# **Gasimo: A Global Address Space Simulation Model**

(Poster Abstract)

Worawan Marurngsith

Department of Computer Science, Faculty of Science and Technology, Thammasat University, Pathum Thani, 12121 Thailand

+66 2986 9157, +66 813 444 037

#### wmrs@cs.tu.ac.th

#### ABSTRACT

The partitioned global address space (PGAS) programming model has gained attention as a robust model suitable for a diversity of emerging concurrent architectures. PGAS offers more scalability over the former distributed shared memory system (DSM) by supporting asynchronous execution based on message passing. Combining asynchronous communication with the facility to make the location of data transparent, applications written in PGAS languages have to trade off the benefits of concurrent architectures with the overhead caused by accessing distant memories.

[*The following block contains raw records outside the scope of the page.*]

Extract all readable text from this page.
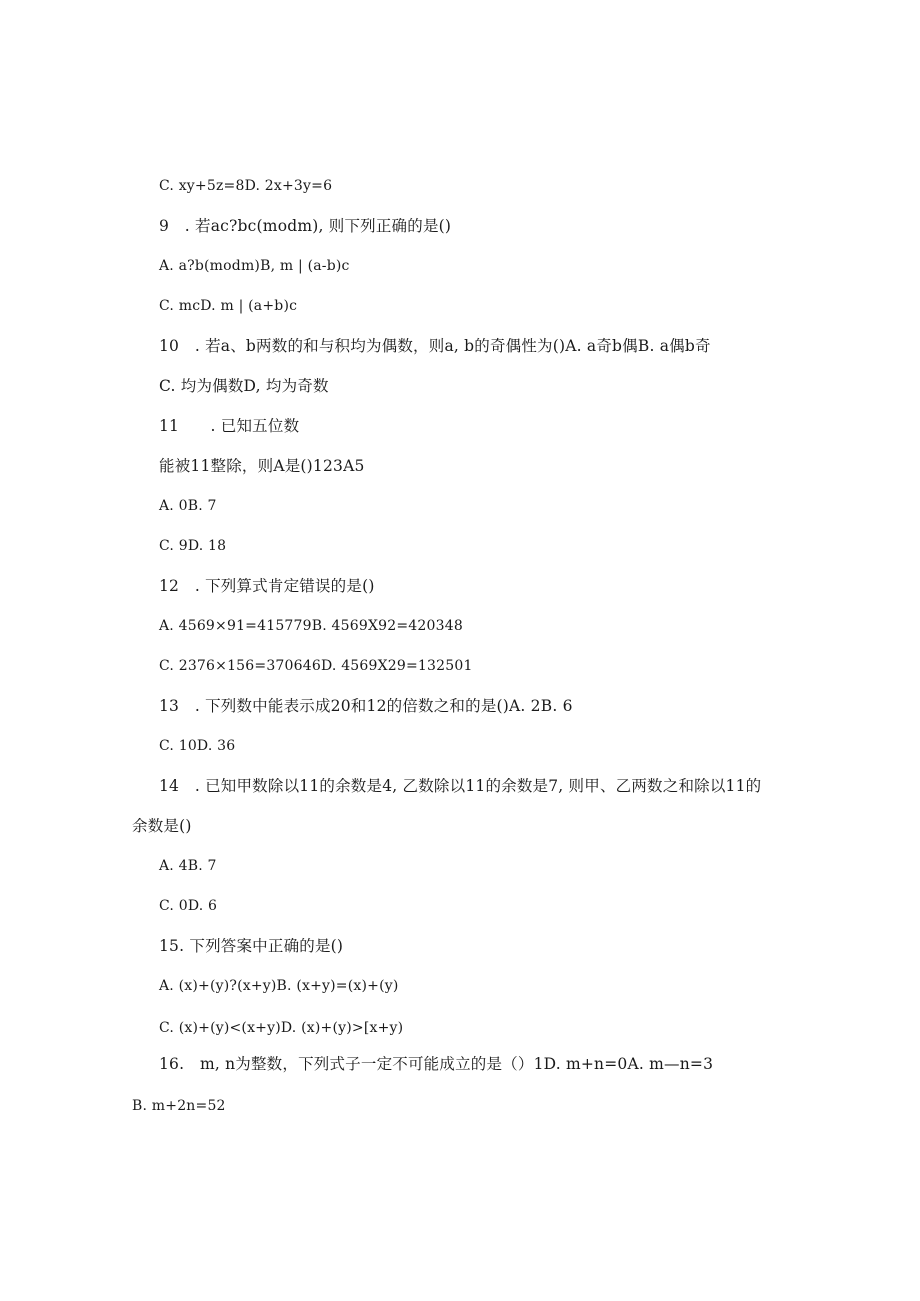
C. xy+5z=8D. 2x+3y=6
9　. 若ac?bc(modm), 则下列正确的是()
A. a?b(modm)B, m | (a-b)c
C. mcD. m | (a+b)c
10　. 若a、b两数的和与积均为偶数，则a, b的奇偶性为()A. a奇b偶B. a偶b奇
C. 均为偶数D, 均为奇数
11　　. 已知五位数
能被11整除，则A是()123A5
A. 0B. 7
C. 9D. 18
12　. 下列算式肯定错误的是()
A. 4569×91=415779B. 4569X92=420348
C. 2376×156=370646D. 4569X29=132501
13　. 下列数中能表示成20和12的倍数之和的是()A. 2B. 6
C. 10D. 36
14　. 已知甲数除以11的余数是4, 乙数除以11的余数是7, 则甲、乙两数之和除以11的
余数是()
A. 4B. 7
C. 0D. 6
15. 下列答案中正确的是()
A. (x)+(y)?(x+y)B. (x+y)=(x)+(y)
C. (x)+(y)<(x+y)D. (x)+(y)>[x+y)
16.　m, n为整数，下列式子一定不可能成立的是（）1D. m+n=0A. m—n=3
B. m+2n=52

Here we present an effective simulation model to reflect the cost of distant memory accesses on a PGAS system. The model, called Gasimo, simulates a generic PGAS execution environment on top of a cluster of homogeneous dual-core machines. Gasimo is a parallel extension of a particular DSM simulator, called DSiMCluster, which has been implemented on top of a discrete event simulation (DES) engine known as HASE.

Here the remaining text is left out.